The c23i Partition is DOWN due to unforeseen consequences of our Monitoring systems that automatically downs the only node in the partition. A solution is momentarily unknown and will be investigated. The HPC JupyterHub will not be able to use it until it is resolved.
Since the cluster maintenance, random MPI job crashes are observed. We are currently investigating the issue and are working on a solution.
We have identified the issue and are currently testing workarounds with the affected users.
Please migrate your notebooks to work with newer c23 GPU Profiles! -- The migration of the GPU Profiles to Claix 2023 and the new nodes of c23g has made the old python packages use non optimal settings on the new GPUs. Redeployment of these old profiles is necessary and will take some time.
Due to a security vulnerability in the Linux Kernel, user namespaces are temporarily deactivated. Upon the kernel update, user namespaces can be used again.
User namespaces are available again.
The quota system on HPCWORK may not work correctly. There may be an error "Disk quota exceeded" if trying to create files although the r_quota command reports that enough quota should be available.

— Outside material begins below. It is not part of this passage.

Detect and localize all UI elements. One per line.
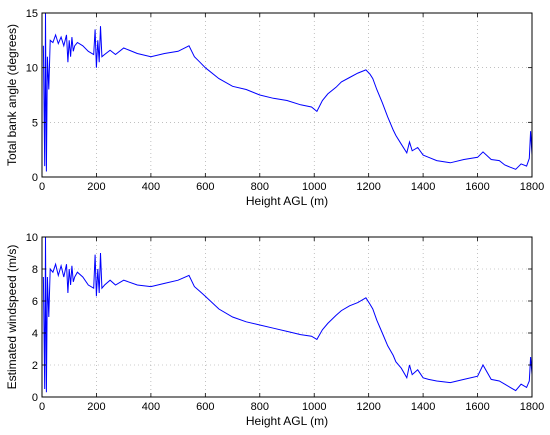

The supplier of the filesystem has been informed and is working on a solution.
File quotas for all hpcwork directories were increased to one million.

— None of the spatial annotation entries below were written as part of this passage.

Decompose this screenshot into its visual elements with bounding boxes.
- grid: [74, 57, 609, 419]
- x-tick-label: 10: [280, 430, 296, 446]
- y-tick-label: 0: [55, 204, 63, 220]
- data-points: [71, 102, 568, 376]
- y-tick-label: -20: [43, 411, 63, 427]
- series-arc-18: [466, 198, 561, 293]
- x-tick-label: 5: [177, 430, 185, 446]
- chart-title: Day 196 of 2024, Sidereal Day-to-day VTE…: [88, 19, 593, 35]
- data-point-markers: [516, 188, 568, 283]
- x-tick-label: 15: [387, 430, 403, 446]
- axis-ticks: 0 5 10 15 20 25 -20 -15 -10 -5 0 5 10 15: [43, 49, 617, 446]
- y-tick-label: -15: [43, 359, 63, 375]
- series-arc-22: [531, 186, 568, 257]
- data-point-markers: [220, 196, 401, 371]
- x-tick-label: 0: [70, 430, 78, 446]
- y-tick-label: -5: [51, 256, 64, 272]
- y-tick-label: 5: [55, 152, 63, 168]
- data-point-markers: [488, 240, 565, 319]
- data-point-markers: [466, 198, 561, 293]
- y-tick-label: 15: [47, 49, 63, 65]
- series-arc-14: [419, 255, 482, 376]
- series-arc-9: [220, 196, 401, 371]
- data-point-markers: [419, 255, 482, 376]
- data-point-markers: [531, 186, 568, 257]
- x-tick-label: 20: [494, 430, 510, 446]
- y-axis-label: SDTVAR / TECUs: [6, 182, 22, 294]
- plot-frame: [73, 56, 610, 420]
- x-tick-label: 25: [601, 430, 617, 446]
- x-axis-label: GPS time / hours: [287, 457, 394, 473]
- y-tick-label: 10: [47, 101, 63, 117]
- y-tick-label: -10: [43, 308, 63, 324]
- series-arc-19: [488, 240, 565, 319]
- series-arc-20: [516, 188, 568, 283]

During the Maintenance, $HPCWORK will be reconfigured, such that RDMA over IB will be possible from the CLAIX23 nodes instead of HPCWORK access over ethernet. At the same time, the Kernel will be updated. After the Kernel Update, the previously deactivated User Namespaces will be re-activated, again.
The maintenance had to be extended for final filesystem tasks
Due to unforseen problems, the maintenance has to be extended to tomorrow 16.07.2024 18.00. We do not expect the manufacturer of the filesystem to take that long, but expect to open the cluster earlier again.
The maintenance could be ended successfully. Once again, sorry for the long delay.